Second, we might believe that the problem contains its own guide to the appropriate method. This is Chabon’s starting point for understanding Wake: the book’s style should be seen as a necessary concession to the problem at hand, and the method is immanent in the substance of dreams. Joyce suggests as much when he says “the personality of the artist… refines itself out of existence, impersonalises itself, so to speak.” In social science, this is akin to Shapiro’s call to let the problem determine the method — the problem “speaks” the method to the scholar.

Third, William Connolly has suggested that perhaps both method and problem, as well as whatever accord may exist between them, might be derived together from something else, something prior, embodied in the researcher. Connolly says that “a particular orientation on method is apt to express in some way or other a set of metaphysical commitments to which the methodologist is deeply attached; and a close definition of a political problem is apt to be infiltrated by similar attachments.” These two are not so different from each other. The “existential faith” that attracts people to certain problems and certain ways of approaching them exists separate from evidence, perhaps even separate from thought. These are not choices made by the scholar after consideration of the evidence. Method and puzzle arrive together in front of the researcher, seize her, and force themselves onto the agenda as work that needs to be done, as worthwhile. This appears to be how Joyce ended up with Finnegans Wake: the project that he called his “monster” and that consumed most of the last 20 years of his life.

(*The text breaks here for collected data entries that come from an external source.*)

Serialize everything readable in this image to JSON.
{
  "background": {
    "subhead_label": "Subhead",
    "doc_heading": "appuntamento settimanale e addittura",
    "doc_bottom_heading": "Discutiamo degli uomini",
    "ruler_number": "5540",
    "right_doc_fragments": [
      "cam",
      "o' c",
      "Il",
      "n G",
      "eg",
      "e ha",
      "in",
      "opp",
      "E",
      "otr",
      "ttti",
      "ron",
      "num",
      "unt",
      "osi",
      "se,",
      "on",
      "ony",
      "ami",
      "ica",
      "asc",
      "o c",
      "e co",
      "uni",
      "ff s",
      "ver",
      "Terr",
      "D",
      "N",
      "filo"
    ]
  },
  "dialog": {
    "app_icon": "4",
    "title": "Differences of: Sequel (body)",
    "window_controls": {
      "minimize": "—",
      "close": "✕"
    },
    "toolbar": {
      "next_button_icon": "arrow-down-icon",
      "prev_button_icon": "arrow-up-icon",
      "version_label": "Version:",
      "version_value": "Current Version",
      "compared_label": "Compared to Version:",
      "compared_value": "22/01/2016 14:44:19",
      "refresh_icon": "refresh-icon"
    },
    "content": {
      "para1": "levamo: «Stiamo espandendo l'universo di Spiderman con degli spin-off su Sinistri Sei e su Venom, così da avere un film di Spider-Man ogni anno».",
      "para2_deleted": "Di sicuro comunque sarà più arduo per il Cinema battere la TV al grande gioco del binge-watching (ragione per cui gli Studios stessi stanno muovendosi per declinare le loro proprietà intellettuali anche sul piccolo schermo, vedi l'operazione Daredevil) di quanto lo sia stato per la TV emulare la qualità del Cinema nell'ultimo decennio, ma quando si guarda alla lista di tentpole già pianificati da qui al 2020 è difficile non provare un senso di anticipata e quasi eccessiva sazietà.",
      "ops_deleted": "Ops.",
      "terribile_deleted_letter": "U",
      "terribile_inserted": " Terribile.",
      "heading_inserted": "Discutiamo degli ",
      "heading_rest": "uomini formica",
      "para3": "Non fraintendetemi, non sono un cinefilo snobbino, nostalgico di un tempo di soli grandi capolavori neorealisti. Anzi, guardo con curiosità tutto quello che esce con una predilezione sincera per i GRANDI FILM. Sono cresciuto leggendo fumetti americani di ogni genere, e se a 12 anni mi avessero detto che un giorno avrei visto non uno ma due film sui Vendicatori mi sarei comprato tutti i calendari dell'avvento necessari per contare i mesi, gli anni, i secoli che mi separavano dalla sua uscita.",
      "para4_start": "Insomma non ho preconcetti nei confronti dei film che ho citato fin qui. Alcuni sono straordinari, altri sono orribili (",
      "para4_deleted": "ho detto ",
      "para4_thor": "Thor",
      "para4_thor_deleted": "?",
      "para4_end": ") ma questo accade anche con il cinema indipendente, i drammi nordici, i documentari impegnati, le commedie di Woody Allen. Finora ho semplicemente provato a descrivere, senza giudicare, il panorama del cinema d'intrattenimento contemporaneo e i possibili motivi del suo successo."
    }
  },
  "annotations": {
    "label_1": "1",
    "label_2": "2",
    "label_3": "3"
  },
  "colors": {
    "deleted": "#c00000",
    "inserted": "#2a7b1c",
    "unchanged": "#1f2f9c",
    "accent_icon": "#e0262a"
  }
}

Only the first of these paths lives up to the idea that the scholar should choose a method. In both the second and the third, the method is intrinsic to, and immanent in, either the material or to the scholar in social context. For them, research design involves following or disentangling connections that exist already, either between the method and the problem, or between the method, the problem, and the researcher. The idea that methods are a choice of the scholar often seems ill suited to the experience of actually conducting research.

Chabon’s ultimate point about Finnegans Wake is that we cannot assess or understand the style of the book without paying attention to the subject it tries to communicate (and vice versa). Similarly for political science, we cannot criticize research method without attention to the question being asked. The style of the novel is apiece with the substance of the novel, and much social inquiry is the same: to ask how often democracies go to war with each other (for instance) requires confidence that we can define and operationalize the key terms and that they will remain helpfully stable throughout the study. To dispute the method in such an instance is to take issue with the question itself.

Methods debates are dull and unproductive when they are fought over in the abstract, dislocated from practical research questions. For most people, it is not the methods that matter — substantive questions and the inquiry they generate are more important. A scholar may pick a basically uninteresting question and pursue it to an uninteresting conclusion, or they may do a poor job of explaining why it is interesting. They may cast a problem in a methodological form that impedes, rather than assists, in understanding it. But in all such instances, it is not the method that should be the focus of debate. The choice of method, whether orthodox or unorthodox, is validated not in itself but by what insight it makes possible into issues that people do care about.